After graduating from Kabul University in the late 1980s, Nahida became a teacher. But then the Taliban came to power.
Under the Taliban: a secret school for girls
“It was their policy to close all the schools for females. For me, it was difficult to go to school to teach. When I went to my school, the principal was a mullah and he didn’t allow me to enter and asked me after that not to come to school. But for the boys, school was open.
“When I understood the policy of Taliban was not to allow girls and female teachers to go to school, I started a home school for girls that was very secret and not official because families and their parents asked me to teach their daughters. It was a very strict time. Very difficult. I was afraid.”
When the Taliban fell, the way was open to restore education for girls. But first everything had to be rebuilt from scratch – there was literally nothing left.
The long process of rebuilding
“When I went to my school it was completely destroyed. The buildings had no windows, no doors. The surrounding wall was destroyed. Schools didn’t have any chairs, tables, blackboard, chalk – no school materials at all. First I cleaned the classes with the help of my teachers. I made the surrounding wall in mud and stones. I gave messages to families and, mosques and asked them to send their daughters to school.

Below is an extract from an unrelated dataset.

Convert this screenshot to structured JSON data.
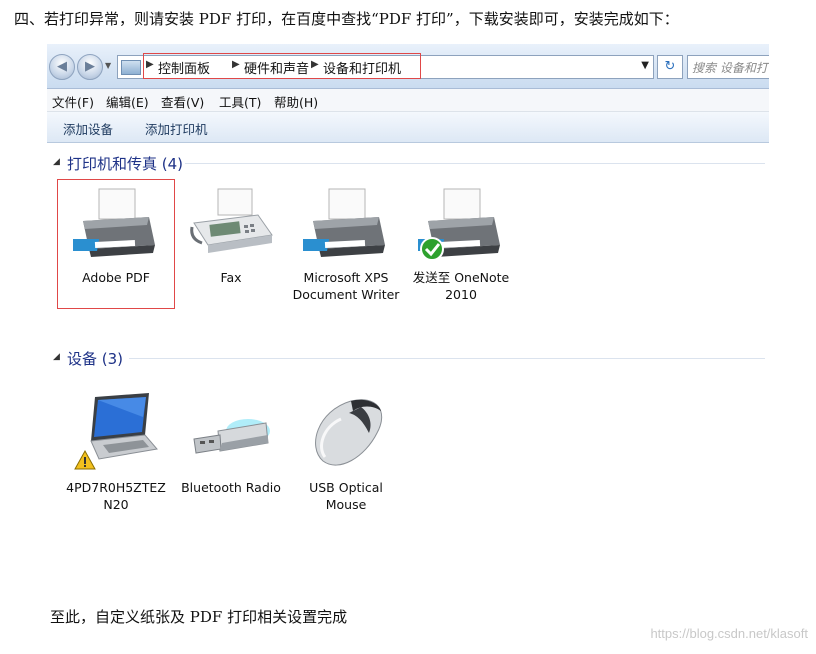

“The girls came back slowly, slowly. I encouraged families, asked their parents to school, encouraged them, talked with them. Also I sent my female teachers to their homes. I announced it in different mosques.”
Despite improvements over the decade, the EFA Global Monitoring Report 2013/4 shows that Afghanistan still has the highest level of gender disparity in primary education in the world with only 71 girls in primary school for every 100 boys. In 1999, no girls were in secondary school in the country. By 2011, there were still only 55 girls in secondary school for every 100 boys.